Jake Sully riding a flying fish in "Avatar: The Way of Water."
In the form of a Na'vi avatar, Jake Sully rides an alien flying fish in "Avatar: The Way of Water." (20th Century Studios)

Thirteen years after the original “Avatar” movie came out, the idea of human minds inhabiting alien bodies is returning for an amped-up sequel — and since 2009, real-life efforts to create robotic avatars have advanced at least as much as computer-aided filmmaking has.

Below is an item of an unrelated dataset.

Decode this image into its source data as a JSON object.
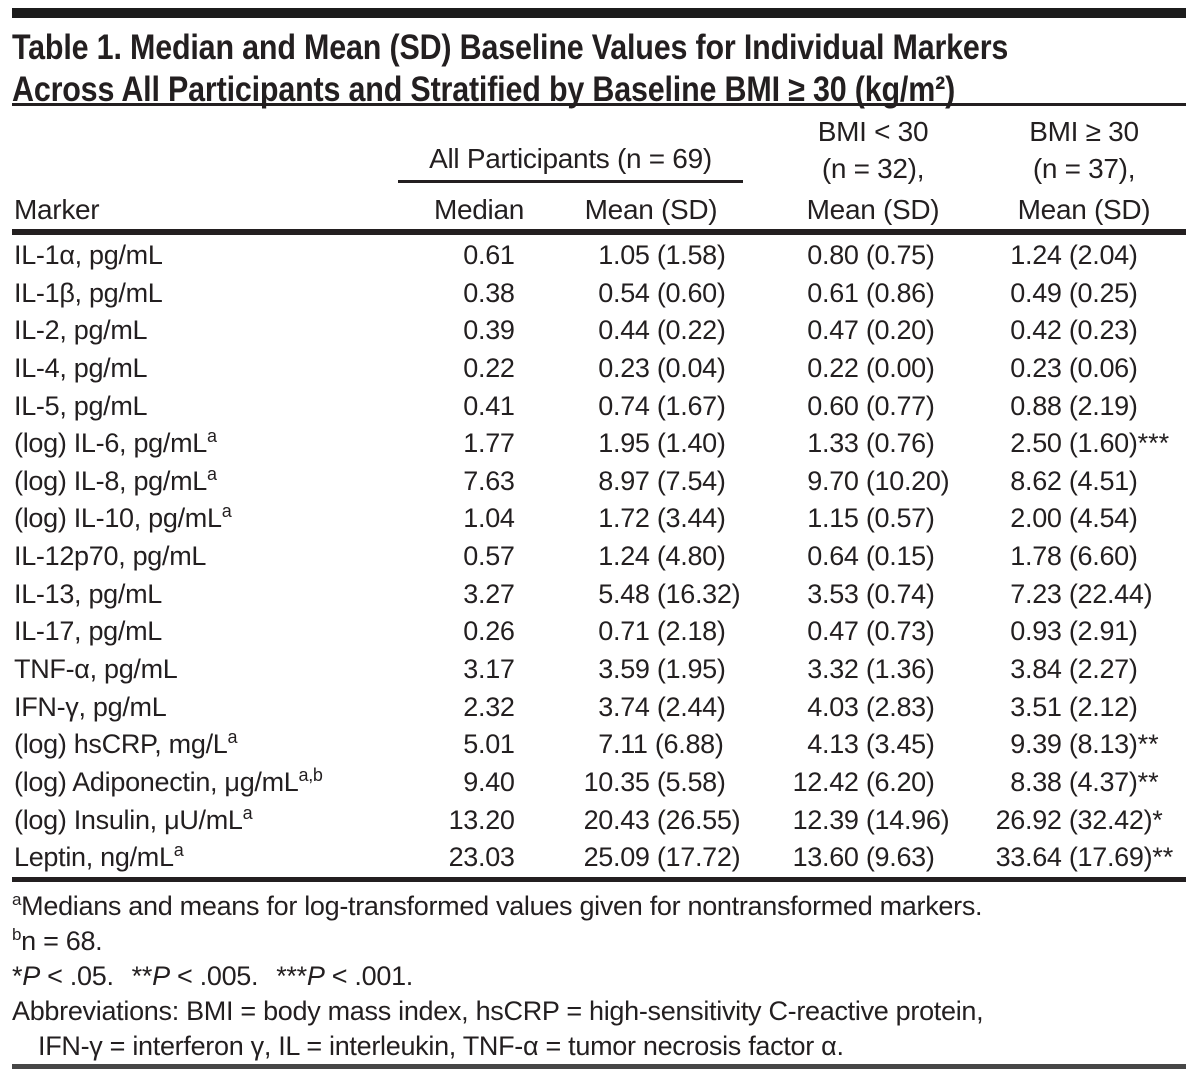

Oscar-winning director James Cameron’s “Avatar: The Way of Water” returns to Pandora, a far-off exomoon where the peaceful, blue-skinned Na’vi people are menaced by human invaders who are capable of getting into their skin. The film is a visual mind-blower, combining elements of underwater documentaries, video games and the movie that earned Cameron his Oscar: “Titanic.”

The idea of a human taking charge of an alien body via virtual reality is pure science fiction — but if you replace the fictional Na’vi with a robot, you get the premise for the ANA Avatar XPRIZE, which gave out its top awards at the $10 million competition’s finals in November.

In the latest episode of the Fiction Science podcast, we focus on the parallels between the science-fiction vision embodied in the Avatar movies and the future-tech vision that roboticists are pursuing through the Avatar XPRIZE and other efforts. Someday, robotic avatars could well transform space exploration as well as life back here on Earth.